There is no good way to type on a mobile system, they're not meant for content creation beyond the minimum. Not even those click-on keyboards for Windows tablets (all 5 of them) are any good. They're this soft, felty, flat bar of pointlessness with no tactility, that exist purely for style (and not much of it). Maybe you can get a *real* 102-key IBM PC keyboard connected via Bluetooth... but that pretty much defeats the purpose of a mobile device (consumption and feeding you ads)

The best you'll get is a mish-mash of Swype, pecking and autocorrect, and there's no standard or correct manner of using it. It's just what works for you individually.

If you to type, get a laptop. The best laptop keyboard you'll ever find is on a ThinkPad of the Core 2 generation, and if you're just typing, that's all you really need.

Comment I don't (Score 3, Interesting) 191

I just want my car to be a car. Hell, I barely even use the plain old stereo in mine. Anything some bullshit infotainment system can do, a smartphone can do faster and better. And you won't end up with a two-ton, obsolete, glorified tablet on wheels a year later (or less).

At most, any such systems should be nothing more than a standardized interface for controlling your smartphone. It could even have hardware buttons with standard control mappings, which would be great.

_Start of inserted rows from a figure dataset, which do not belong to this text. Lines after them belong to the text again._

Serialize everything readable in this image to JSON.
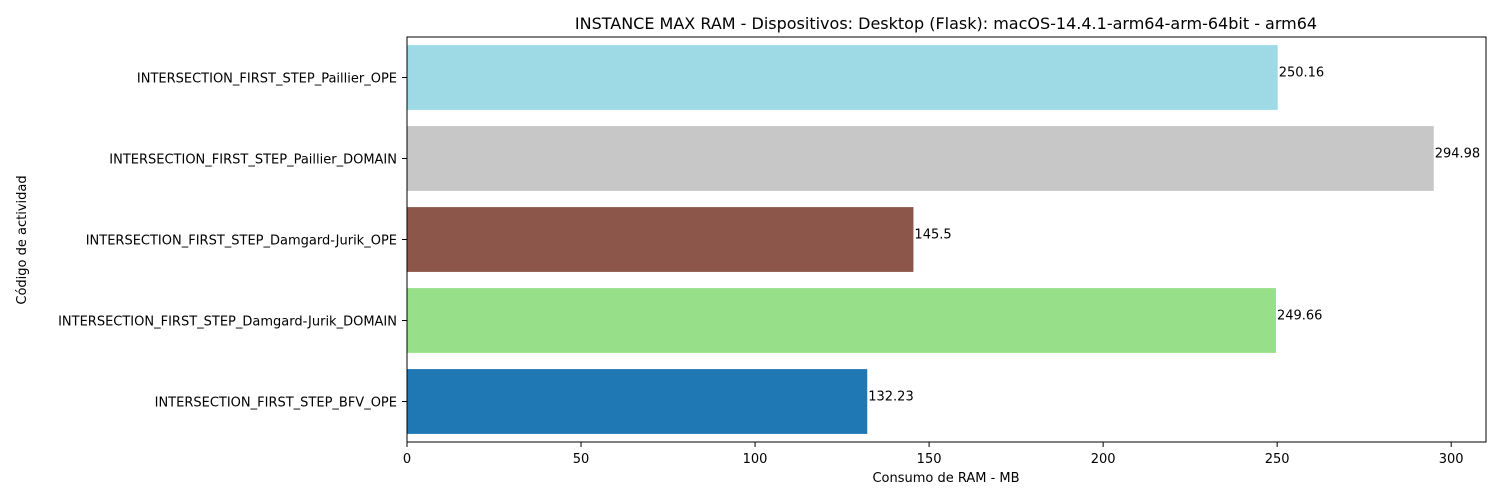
{
  "chart_data": {
    "type": "bar",
    "orientation": "horizontal",
    "title": "INSTANCE MAX RAM - Dispositivos: Desktop (Flask): macOS-14.4.1-arm64-arm-64bit - arm64",
    "xlabel": "Consumo de RAM - MB",
    "ylabel": "Código de actividad",
    "xlim": [
      0,
      310
    ],
    "x_ticks": [
      0,
      50,
      100,
      150,
      200,
      250,
      300
    ],
    "grid": false,
    "categories": [
      "INTERSECTION_FIRST_STEP_Paillier_OPE",
      "INTERSECTION_FIRST_STEP_Paillier_DOMAIN",
      "INTERSECTION_FIRST_STEP_Damgard-Jurik_OPE",
      "INTERSECTION_FIRST_STEP_Damgard-Jurik_DOMAIN",
      "INTERSECTION_FIRST_STEP_BFV_OPE"
    ],
    "values": [
      250.16,
      294.98,
      145.5,
      249.66,
      132.23
    ],
    "value_labels": [
      "250.16",
      "294.98",
      "145.5",
      "249.66",
      "132.23"
    ],
    "colors": [
      "#9edae5",
      "#c7c7c7",
      "#8c564b",
      "#98df8a",
      "#1f77b4"
    ]
  }
}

With the latest witch hunt out there for v"distracted drivers", I'm surprised I've never seen a proposal to ban or limit these things. I'm generally against curtailing technology by force of law, but in case, I would say good riddance.

Comment Re:Even higher! (Score 1) 1040

It was tested in a small Canadian community, though not nearly on the scale you suggest it should be (for what it's worth, i agree with you)

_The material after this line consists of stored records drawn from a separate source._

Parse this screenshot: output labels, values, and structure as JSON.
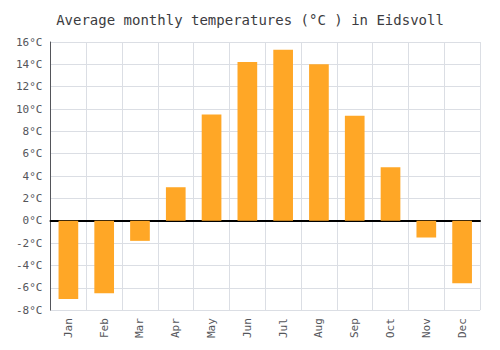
{
  "chart_data": {
    "type": "bar",
    "title": "Average monthly temperatures (°C ) in Eidsvoll",
    "categories": [
      "Jan",
      "Feb",
      "Mar",
      "Apr",
      "May",
      "Jun",
      "Jul",
      "Aug",
      "Sep",
      "Oct",
      "Nov",
      "Dec"
    ],
    "values": [
      -7.0,
      -6.5,
      -1.8,
      3.0,
      9.5,
      14.2,
      15.3,
      14.0,
      9.4,
      4.8,
      -1.5,
      -5.6
    ],
    "color": "#FFA726",
    "ylim": [
      -8,
      16
    ],
    "yticks": [
      {
        "value": -8,
        "label": "-8°C"
      },
      {
        "value": -6,
        "label": "-6°C"
      },
      {
        "value": -4,
        "label": "-4°C"
      },
      {
        "value": -2,
        "label": "-2°C"
      },
      {
        "value": 0,
        "label": "0°C"
      },
      {
        "value": 2,
        "label": "2°C"
      },
      {
        "value": 4,
        "label": "4°C"
      },
      {
        "value": 6,
        "label": "6°C"
      },
      {
        "value": 8,
        "label": "8°C"
      },
      {
        "value": 10,
        "label": "10°C"
      },
      {
        "value": 12,
        "label": "12°C"
      },
      {
        "value": 14,
        "label": "14°C"
      },
      {
        "value": 16,
        "label": "16°C"
      }
    ],
    "grid": true
  }
}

The results seem pretty positive: http://en.m.wikipedia.org/wiki...

...found that only new mothers and teenagers worked substantially less. Mothers with newborns stopped working because they wanted to stay at home longer with their babies, and teenagers worked less because they weren't under as much pressure to support their families, which resulted in more teenagers graduating. In addition, those who continued to work were given more opportunities to choose what type of work they did. Forget found that in the period that Mincome was administered, hospital visits dropped 8.5 percent, with fewer incidences of work-related injuries, and fewer emergency room visits from car accidents and domestic abuse.[6] Additionally, the period saw a reduction in rates of psychiatric hospitalization, and in the number of mental illness-related consultations with health professionals.

But I guess it's still too hippydippy for even Canada to get past the now-archaic principle of earn-to-eat.